LIFE IN OUR MOUNTAIN TOWN: Learning the local lingo |

LIFE IN OUR MOUNTAIN TOWN: Learning the local lingo

There’s a lot of locals’ lingo spoken around our town that I’ve noticed over the years.

I suppose any area has its own set of distinctly regional dialogue. The interesting thing about some of this jargon is that while it may be intended to be funny, some of it is just plain disparaging.

It’s not a dialect that is always complimentary to those of us who live here because it reveals an “I’m better than you” attitude. Maybe it’s just the way it goes, no matter where you live. Maybe I should just lighten up.

As my fourth grader is learning in school this year, put-downs are not an effective means of behavior, and should be corrected with a “put-up.” Put-downs however, seem to be more the norm among we adults who missed this lesson in school.

“Flatties” is a term that a few friends of mine like to use to identify those who are visitors to our area-those who live in the flatlands. Flatties are the kind of people who wear ski boots in the grocery store. Or you might see such a person donning their mountain wear, say an oversized cowl-neck sweater, while eating out in a downtown restaurant on a balmy March evening.

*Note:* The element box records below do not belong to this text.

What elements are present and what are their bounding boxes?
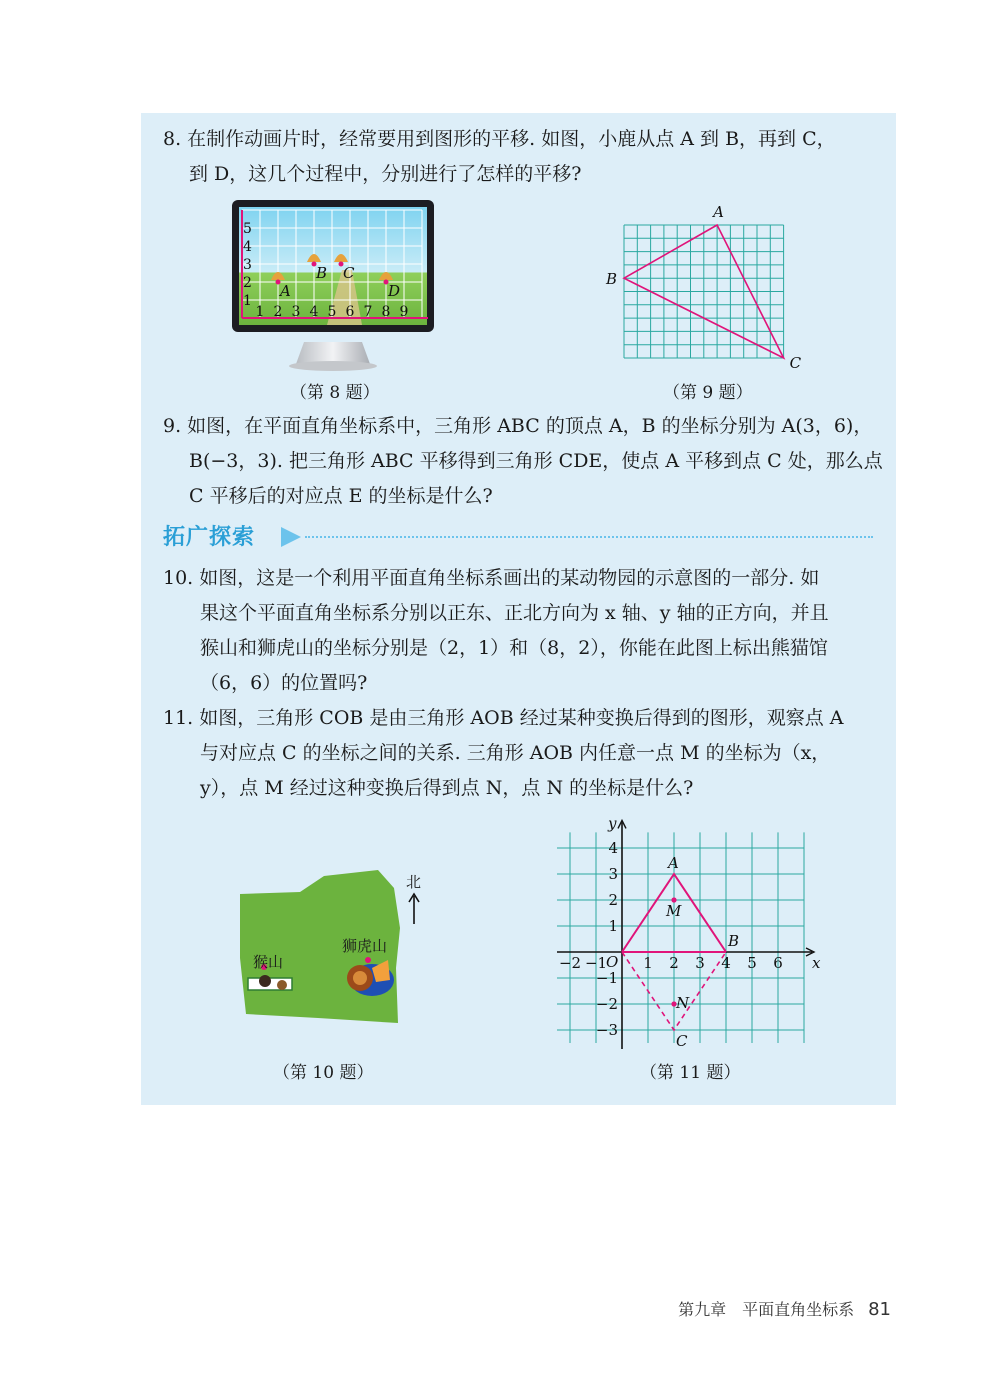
vertex-label: A xyxy=(713,203,724,221)
x-tick-label: 5 xyxy=(747,954,757,972)
question-9-line-2: B(−3，3). 把三角形 ABC 平移得到三角形 CDE，使点 A 平移到点 C 处，那么点 xyxy=(189,450,883,472)
x-tick-label: −2 xyxy=(558,954,582,972)
chapter-title: 第九章 平面直角坐标系 xyxy=(678,1300,855,1319)
x-tick-label: 6 xyxy=(773,954,783,972)
question-8-line-2: 到 D，这几个过程中，分别进行了怎样的平移? xyxy=(189,163,582,185)
figure-8-monitor xyxy=(232,200,436,372)
question-10-line-2: 果这个平面直角坐标系分别以正东、正北方向为 x 轴、y 轴的正方向，并且 xyxy=(200,602,829,624)
question-10 xyxy=(163,561,829,701)
section-divider xyxy=(305,536,873,538)
question-9 xyxy=(163,409,883,514)
figure-11-caption: （第 11 题） xyxy=(640,1063,741,1083)
y-tick-label: 5 xyxy=(243,221,252,237)
lion-tiger-mountain-label: 狮虎山 xyxy=(342,937,388,955)
question-9-line-1: 9. 如图，在平面直角坐标系中，三角形 ABC 的顶点 A，B 的坐标分别为 A(3，6)， xyxy=(163,415,873,437)
question-8 xyxy=(163,122,836,192)
north-label: 北 xyxy=(406,873,422,891)
question-11-line-2: 与对应点 C 的坐标之间的关系. 三角形 AOB 内任意一点 M 的坐标为（x， xyxy=(200,742,831,764)
question-10-line-4: （6，6）的位置吗? xyxy=(200,672,368,694)
y-tick-label: 2 xyxy=(243,275,252,291)
y-tick-label: −2 xyxy=(595,995,618,1013)
question-11 xyxy=(163,701,844,806)
y-tick-label: 2 xyxy=(608,891,618,909)
figure-8-caption: （第 8 题） xyxy=(290,383,380,403)
y-tick-label: −3 xyxy=(595,1021,618,1039)
figure-10-caption: （第 10 题） xyxy=(273,1063,374,1083)
point-label: A xyxy=(280,282,291,300)
figure-9-grid-triangle xyxy=(600,203,810,372)
question-9-line-3: C 平移后的对应点 E 的坐标是什么? xyxy=(189,485,493,507)
point-label: A xyxy=(668,854,679,872)
x-tick-label: 7 xyxy=(363,304,373,320)
x-tick-label: 2 xyxy=(273,304,283,320)
figure-9-caption: （第 9 题） xyxy=(663,383,753,403)
point-label: D xyxy=(388,282,401,300)
vertex-label: B xyxy=(606,270,618,289)
x-tick-label: 3 xyxy=(291,304,301,320)
page-number: 81 xyxy=(868,1299,891,1320)
figure-10-zoo-map xyxy=(238,868,438,1028)
question-10-line-1: 10. 如图，这是一个利用平面直角坐标系画出的某动物园的示意图的一部分. 如 xyxy=(163,567,820,589)
x-tick-label: 3 xyxy=(695,954,705,972)
point-label: C xyxy=(676,1032,688,1050)
x-tick-label: 4 xyxy=(721,954,731,972)
y-tick-label: 4 xyxy=(243,239,252,255)
x-tick-label: −1 xyxy=(584,954,608,972)
y-axis-label: y xyxy=(608,814,617,833)
x-tick-label: 4 xyxy=(309,304,319,320)
x-tick-label: 2 xyxy=(669,954,679,972)
y-tick-label: 3 xyxy=(243,257,252,273)
section-arrow-icon xyxy=(281,527,301,547)
figure-11-coordinate-plane xyxy=(548,812,828,1052)
y-tick-label: 4 xyxy=(608,839,618,857)
vertex-label: C xyxy=(789,354,802,372)
x-axis-label: x xyxy=(812,954,821,972)
origin-label: O xyxy=(606,953,619,971)
section-heading xyxy=(163,520,873,550)
x-tick-label: 1 xyxy=(643,954,653,972)
question-11-line-1: 11. 如图，三角形 COB 是由三角形 AOB 经过某种变换后得到的图形，观察点 A xyxy=(163,707,844,729)
x-tick-label: 1 xyxy=(255,304,265,320)
x-tick-label: 6 xyxy=(345,304,355,320)
point-label: B xyxy=(316,264,328,282)
point-label: C xyxy=(343,264,355,282)
question-11-line-3: y），点 M 经过这种变换后得到点 N，点 N 的坐标是什么? xyxy=(200,777,694,799)
y-tick-label: −1 xyxy=(595,969,618,987)
x-tick-label: 5 xyxy=(327,304,337,320)
point-label: N xyxy=(676,994,690,1012)
point-label: B xyxy=(728,932,740,950)
y-tick-label: 3 xyxy=(608,865,618,883)
point-label: M xyxy=(666,902,682,920)
y-tick-label: 1 xyxy=(243,293,252,309)
x-tick-label: 9 xyxy=(399,304,409,320)
monkey-mountain-label: 猴山 xyxy=(253,953,284,971)
page-footer xyxy=(678,1297,891,1320)
x-tick-label: 8 xyxy=(381,304,391,320)
section-title: 拓广探索 xyxy=(163,525,256,550)
y-tick-label: 1 xyxy=(608,917,618,935)
question-8-line-1: 8. 在制作动画片时，经常要用到图形的平移. 如图，小鹿从点 A 到 B，再到 C， xyxy=(163,128,836,150)
question-10-line-3: 猴山和狮虎山的坐标分别是（2，1）和（8，2），你能在此图上标出熊猫馆 xyxy=(200,637,828,659)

One of these friends of mine spotted what he called the ultimate flattie this past winter while skiing one afternoon at Alpine Meadows. This alleged flattie had stuck his ski lift ticket directly onto his ski jacket, rather than getting a wire wicket and hanging the ticket off of a zipper the way most skiers do.

It’s amusing for those of us who live here to laugh at those who obviously come from somewhere else. Is it just human nature that makes it so we can’t be more broad-minded toward those who are different from us?

It’s interesting also to take a look at the local lingo that develops amongst our area children. A friend of mine’s 12-year-old son entered his first snowboard competition this past winter. As his mom tells me, snowboarding is the sport for him because of all the “schwag” he came home with that day. Schwag is local lingo for promotional stuff or prizes including items such as hats, t-shirts, pins, and stickers.

This same kid told his mom that he had snowboarded in a Kah-hula competition. When he proudly showed her all the schwag he had won, his mom realized that it was actually a competition sponsored by a maker of the alcoholic drink Kahla.

Lastly, there are those phrases used to describe when you wipe out while skiing or snowboarding. Several years ago, when I took a major spill at a local ski area, I thought I had done a “face plant.” However, a ski patroller came up behind me and called out “yard sale!” I was so dazed from my fall that I didn’t get the full meaning right away as he helped me gather up my sunglasses, gloves, skis and poles that were spread about.

“Yard sale” and “face plant” are the kind of phrases that define us as a mountain ski town with a sense of humor.

It’s one thing to laugh at others. It’s better to laugh at ourselves.

Katie Shaffer has lived in Truckee since 1981.